Séisme au Maroc: un nouveau bilan monte à plus de 2 900 morts

  • Il s'agit du plus puissant séisme à frapper le royaume à ce jour
  • La secousse tellurique de magnitude 6,8 a été enregistrée à 23H11 heure locale

MOULAY BRAHIM: Le séisme au Maroc a fait 2.900 morts, selon un dernier bilan lundi soir, selon un nouveau bilan rendu public dimanche après midi par le ministère de l'Intérieur.

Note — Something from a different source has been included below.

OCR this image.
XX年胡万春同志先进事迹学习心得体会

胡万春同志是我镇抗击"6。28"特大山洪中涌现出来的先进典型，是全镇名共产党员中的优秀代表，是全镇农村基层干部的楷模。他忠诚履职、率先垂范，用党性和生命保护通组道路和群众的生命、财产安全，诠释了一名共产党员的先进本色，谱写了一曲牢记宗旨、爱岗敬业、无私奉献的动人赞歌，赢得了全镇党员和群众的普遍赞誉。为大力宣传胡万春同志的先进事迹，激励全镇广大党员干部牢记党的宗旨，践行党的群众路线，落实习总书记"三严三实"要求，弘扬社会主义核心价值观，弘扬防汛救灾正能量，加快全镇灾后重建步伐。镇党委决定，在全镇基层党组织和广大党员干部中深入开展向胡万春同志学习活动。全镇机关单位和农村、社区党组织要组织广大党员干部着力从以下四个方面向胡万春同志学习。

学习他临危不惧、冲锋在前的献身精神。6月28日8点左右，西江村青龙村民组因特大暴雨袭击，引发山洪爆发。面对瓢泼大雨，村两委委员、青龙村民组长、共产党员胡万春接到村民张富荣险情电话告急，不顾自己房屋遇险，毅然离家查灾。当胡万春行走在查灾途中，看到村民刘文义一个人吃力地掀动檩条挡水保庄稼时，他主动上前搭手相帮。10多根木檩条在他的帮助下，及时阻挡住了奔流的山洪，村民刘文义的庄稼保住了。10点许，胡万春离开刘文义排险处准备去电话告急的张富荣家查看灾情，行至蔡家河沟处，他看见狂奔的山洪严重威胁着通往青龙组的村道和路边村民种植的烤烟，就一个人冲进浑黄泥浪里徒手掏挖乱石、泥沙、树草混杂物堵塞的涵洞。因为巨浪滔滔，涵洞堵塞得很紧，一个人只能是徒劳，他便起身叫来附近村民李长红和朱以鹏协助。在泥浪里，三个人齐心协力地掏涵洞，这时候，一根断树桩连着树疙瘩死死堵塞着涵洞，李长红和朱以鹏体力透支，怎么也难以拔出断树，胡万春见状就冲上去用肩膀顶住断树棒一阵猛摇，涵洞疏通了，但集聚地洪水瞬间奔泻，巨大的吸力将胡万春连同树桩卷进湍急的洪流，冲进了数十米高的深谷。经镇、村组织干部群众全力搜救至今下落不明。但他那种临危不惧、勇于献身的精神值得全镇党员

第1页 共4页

Un total de 1.293 personnes ont péri dans la province d'Al Haouz et 452 dans la province de Taroudant, situées toutes deux au sud de Marrakech, avait indiqué le ministère dans un communiqué samedi.

La secousse tellurique de magnitude 6,8 a été enregistrée à 23H11 heure locale (22H11 GMT), selon l'Institut de géophysique américain (USGS).

Le Centre marocain pour la recherche scientifique et technique (CNRST) a mesuré la magnitude du séisme à 7, précisant que l'épicentre de la secousse se situait dans la province d'Al-Haouz, au sud-ouest de la ville Marrakech, destination très prisée de touristes étrangers.

Le Maroc a décrété samedi un deuil national de trois jours, a annoncé le cabinet royal. Les drapeaux sur les bâtiments officiels ont été mis en berne et une "prière de l'absent" a été accomplie dans l'ensemble des mosquées du royaume pour l'âme des victimes.

"Il a été décidé un deuil national de trois jours, avec mise en berne des drapeaux sur tous les bâtiments publics", a indiqué un communiqué du palais royal publié par l'agence officielle MAP, à l'issue d'une réunion présidée par le roi Mohammed VI, consacrée à l'examen de la situation après le séisme.

Le séisme a fait 1 305 morts et 1.204 blessés "dont 721 sont dans un état critique", a indiqué le ministère de l'Intérieur dans son dernier provisoire publié samedi à 13H00 GMT.

Dimanche soir, le nombre de victimes était estimé à au moins 2.122 morts et 2.421 blessés, selon un dernier bilan publié dans l'après-midi par le ministère de l'Intérieur, un bilan susceptible de s'aggraver au fil des recherches

Plus de la moitié des morts (542) ont été recensées à Al-Haouz, épicentre du séisme et à Taroudant (321) plus au sud, deux zones rurales montagneuses au coeur du Haut Atlas, a précisé la même source.

"Les opérations de sauvetage se poursuivent et se déroulent dans des bonnes conditions", a ajouté le ministère.

Il s'agit du plus puissant séisme à frapper le royaume à ce jour.

Les secouristes à l'oeuvre

Les secouristes ont accéléré les recherches dimanche au Maroc pour tenter de retrouver des survivants coincés sous les décombres de villages rasés par un puissant séisme qui a fait plus de 2.100 morts au sud-ouest de la cité touristique de Marrakech.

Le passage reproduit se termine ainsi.